A simple statistical model of the DNA barcode gap is outlined in both frequentist and Bayesian contexts. Here, accuracy of recently introduced nonparametric metrics, inspired by coalescent theory, is used to characterize the extent of proportional
overlap/separation in maximum and minimum pairwise genetic distances within and among species, respectively. Using a straightforward binomial count of overlapping specimen records, probabilities of taxon distance distribution overlap/separation are directly estimated. The mean and variance are derived for edge cases of no and full overlap, and are shown to have good asymptotic properties. Further, a new way to visualize distances and the DNA barcode gap estimators via the empirical cumulative distribution function (ECDF) appears revealing.

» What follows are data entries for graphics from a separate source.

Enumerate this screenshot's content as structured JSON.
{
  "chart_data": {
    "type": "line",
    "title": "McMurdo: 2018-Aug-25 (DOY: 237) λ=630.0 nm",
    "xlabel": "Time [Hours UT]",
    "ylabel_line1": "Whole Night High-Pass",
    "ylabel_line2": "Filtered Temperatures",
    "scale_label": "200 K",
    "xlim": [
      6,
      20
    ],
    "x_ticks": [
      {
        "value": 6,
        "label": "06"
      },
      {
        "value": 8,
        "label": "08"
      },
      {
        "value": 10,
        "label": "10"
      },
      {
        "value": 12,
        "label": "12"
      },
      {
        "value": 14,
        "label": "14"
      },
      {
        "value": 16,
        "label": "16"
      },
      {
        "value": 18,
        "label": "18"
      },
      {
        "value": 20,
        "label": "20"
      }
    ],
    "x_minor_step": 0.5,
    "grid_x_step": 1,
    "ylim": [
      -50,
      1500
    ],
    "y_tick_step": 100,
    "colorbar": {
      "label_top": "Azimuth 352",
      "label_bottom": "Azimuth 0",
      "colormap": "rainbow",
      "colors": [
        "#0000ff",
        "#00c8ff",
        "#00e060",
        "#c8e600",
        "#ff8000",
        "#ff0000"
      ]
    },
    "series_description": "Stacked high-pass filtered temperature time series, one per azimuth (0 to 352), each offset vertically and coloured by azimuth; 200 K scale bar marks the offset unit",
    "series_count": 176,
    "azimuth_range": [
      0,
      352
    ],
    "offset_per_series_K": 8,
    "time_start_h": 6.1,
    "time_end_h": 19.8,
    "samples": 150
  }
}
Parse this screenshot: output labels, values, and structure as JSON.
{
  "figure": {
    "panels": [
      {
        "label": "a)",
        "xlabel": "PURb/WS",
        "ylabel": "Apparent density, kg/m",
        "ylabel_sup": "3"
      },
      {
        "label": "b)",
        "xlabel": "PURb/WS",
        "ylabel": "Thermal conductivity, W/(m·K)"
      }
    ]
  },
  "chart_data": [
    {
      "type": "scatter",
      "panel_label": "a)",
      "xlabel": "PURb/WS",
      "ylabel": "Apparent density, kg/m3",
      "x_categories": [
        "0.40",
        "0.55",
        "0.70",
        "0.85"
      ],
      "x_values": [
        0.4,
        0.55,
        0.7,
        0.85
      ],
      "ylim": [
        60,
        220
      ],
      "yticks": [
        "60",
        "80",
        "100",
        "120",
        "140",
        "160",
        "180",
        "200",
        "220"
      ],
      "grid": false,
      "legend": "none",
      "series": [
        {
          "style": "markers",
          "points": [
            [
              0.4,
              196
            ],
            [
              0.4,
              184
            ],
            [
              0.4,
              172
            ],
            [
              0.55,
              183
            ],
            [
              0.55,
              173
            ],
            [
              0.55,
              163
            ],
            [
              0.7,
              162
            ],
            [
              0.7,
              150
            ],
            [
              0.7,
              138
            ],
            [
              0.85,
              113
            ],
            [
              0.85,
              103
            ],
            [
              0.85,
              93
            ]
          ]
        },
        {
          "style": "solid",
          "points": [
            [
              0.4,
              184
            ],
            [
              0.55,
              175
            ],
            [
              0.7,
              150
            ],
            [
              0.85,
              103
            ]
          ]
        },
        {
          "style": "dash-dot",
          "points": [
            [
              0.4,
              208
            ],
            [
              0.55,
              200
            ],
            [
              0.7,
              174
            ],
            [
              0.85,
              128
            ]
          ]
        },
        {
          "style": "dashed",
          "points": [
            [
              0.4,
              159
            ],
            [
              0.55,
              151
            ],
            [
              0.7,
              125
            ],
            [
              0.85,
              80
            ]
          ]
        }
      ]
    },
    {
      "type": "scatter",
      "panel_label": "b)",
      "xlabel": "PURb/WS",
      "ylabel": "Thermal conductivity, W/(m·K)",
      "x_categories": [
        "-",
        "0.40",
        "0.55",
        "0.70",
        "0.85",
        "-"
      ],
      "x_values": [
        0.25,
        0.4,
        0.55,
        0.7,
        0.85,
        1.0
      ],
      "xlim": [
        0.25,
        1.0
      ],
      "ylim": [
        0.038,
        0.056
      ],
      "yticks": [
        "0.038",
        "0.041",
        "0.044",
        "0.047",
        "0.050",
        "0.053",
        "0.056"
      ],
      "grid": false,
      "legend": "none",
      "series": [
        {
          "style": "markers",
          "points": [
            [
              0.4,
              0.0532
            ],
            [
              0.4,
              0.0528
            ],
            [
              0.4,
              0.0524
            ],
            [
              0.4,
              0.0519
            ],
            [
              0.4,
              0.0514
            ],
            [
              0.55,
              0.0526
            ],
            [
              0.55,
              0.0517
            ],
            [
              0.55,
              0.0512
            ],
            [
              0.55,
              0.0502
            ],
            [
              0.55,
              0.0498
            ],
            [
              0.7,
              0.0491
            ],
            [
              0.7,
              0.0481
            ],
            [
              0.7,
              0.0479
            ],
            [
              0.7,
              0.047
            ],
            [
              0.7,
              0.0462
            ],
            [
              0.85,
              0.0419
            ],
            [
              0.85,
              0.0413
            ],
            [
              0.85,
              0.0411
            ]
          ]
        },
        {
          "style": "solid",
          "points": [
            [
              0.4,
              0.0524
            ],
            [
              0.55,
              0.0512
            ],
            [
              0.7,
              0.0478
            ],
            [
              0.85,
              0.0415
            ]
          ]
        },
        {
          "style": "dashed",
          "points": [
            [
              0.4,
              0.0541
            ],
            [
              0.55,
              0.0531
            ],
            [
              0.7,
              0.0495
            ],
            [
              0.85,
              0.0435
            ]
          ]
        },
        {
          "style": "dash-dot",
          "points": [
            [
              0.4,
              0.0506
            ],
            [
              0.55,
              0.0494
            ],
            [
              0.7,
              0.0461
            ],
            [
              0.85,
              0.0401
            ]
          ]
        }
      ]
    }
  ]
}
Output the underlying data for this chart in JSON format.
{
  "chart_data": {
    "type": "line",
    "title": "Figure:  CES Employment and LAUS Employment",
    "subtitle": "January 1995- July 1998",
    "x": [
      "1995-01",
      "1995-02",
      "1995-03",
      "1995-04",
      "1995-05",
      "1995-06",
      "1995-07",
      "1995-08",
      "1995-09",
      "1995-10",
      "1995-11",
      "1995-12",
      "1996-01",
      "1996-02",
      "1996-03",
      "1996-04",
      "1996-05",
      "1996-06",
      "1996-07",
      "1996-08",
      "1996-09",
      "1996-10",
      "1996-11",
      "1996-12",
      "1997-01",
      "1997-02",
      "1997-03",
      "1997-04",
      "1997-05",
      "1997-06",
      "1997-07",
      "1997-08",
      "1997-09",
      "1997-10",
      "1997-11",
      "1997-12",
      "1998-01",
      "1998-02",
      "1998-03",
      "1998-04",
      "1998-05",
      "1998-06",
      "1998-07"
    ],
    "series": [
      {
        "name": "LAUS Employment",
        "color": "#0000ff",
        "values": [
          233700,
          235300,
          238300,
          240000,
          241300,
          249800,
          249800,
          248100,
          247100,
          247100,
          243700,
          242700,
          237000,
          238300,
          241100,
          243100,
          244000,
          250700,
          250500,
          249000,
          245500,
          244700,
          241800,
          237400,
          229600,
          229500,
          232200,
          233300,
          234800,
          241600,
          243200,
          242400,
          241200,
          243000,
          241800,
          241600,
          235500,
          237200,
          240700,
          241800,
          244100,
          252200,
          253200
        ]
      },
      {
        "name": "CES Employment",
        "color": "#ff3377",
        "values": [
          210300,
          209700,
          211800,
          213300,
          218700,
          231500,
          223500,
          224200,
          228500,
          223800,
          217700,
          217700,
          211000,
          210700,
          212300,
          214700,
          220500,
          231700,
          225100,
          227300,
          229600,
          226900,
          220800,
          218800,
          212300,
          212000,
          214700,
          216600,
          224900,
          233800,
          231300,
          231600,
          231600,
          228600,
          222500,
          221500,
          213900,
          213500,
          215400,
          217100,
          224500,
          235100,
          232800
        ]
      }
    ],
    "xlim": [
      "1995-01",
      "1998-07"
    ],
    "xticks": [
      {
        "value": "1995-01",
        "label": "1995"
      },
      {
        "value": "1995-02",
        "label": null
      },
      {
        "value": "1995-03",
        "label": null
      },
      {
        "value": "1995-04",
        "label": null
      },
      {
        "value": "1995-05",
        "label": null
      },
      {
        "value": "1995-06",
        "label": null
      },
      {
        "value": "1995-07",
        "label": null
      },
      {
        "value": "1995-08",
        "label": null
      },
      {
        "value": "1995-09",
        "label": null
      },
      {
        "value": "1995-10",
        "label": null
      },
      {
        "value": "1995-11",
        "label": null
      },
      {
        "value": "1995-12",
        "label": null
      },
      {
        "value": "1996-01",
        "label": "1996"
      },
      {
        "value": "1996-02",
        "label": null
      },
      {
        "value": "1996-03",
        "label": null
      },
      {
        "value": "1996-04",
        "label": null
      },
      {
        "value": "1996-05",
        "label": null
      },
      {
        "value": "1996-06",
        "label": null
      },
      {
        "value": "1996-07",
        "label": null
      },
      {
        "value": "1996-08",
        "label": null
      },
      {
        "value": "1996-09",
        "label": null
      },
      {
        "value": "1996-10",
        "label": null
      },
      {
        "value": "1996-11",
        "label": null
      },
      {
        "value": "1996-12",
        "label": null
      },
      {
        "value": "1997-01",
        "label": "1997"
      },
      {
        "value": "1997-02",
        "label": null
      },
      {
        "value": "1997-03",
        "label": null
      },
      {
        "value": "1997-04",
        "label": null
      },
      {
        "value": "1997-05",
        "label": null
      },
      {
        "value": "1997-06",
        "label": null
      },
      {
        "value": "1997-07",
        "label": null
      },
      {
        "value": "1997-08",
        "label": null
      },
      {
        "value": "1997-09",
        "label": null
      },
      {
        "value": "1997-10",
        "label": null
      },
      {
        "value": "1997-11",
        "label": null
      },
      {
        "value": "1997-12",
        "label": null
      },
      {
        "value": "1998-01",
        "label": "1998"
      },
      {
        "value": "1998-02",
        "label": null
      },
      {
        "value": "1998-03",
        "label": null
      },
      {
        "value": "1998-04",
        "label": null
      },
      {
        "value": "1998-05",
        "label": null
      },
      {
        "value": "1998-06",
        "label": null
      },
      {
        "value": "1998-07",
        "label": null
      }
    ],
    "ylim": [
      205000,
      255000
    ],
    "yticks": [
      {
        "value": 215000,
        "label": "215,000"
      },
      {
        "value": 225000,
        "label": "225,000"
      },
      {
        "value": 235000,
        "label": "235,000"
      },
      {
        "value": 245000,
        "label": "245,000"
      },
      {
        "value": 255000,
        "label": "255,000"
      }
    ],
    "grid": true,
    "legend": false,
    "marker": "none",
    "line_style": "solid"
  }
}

Using R and the probabilistic programming language, Stan, the proposed maximum likelihood estimators (MLEs) and Bayesian model are demonstrated on cytochrome \(b\) (CYTB) gene sequences from two Agabus diving beetle species, A. bipustulatus and
A. nevadensis (\(N\) = 701 and \(N\) = 2 individuals, respectively). Analyses clearly expose problems, showing much uncertainty in parameter estimates, particularly under the frequentist paradigm, and when specimen sample sizes for target species are small. Findings herein highlight the promise of the Bayesian approach using a conjugate beta prior for reliable posterior estimation over classical inference when available data are sparse. Obtained results can help shed light on foundational and applied research questions concerning DNA-based specimen identification and species delineation for studies in evolutionary biology and ecology, as well as biodiversity conservation,
forensics, management and restoration of wide-ranging taxa.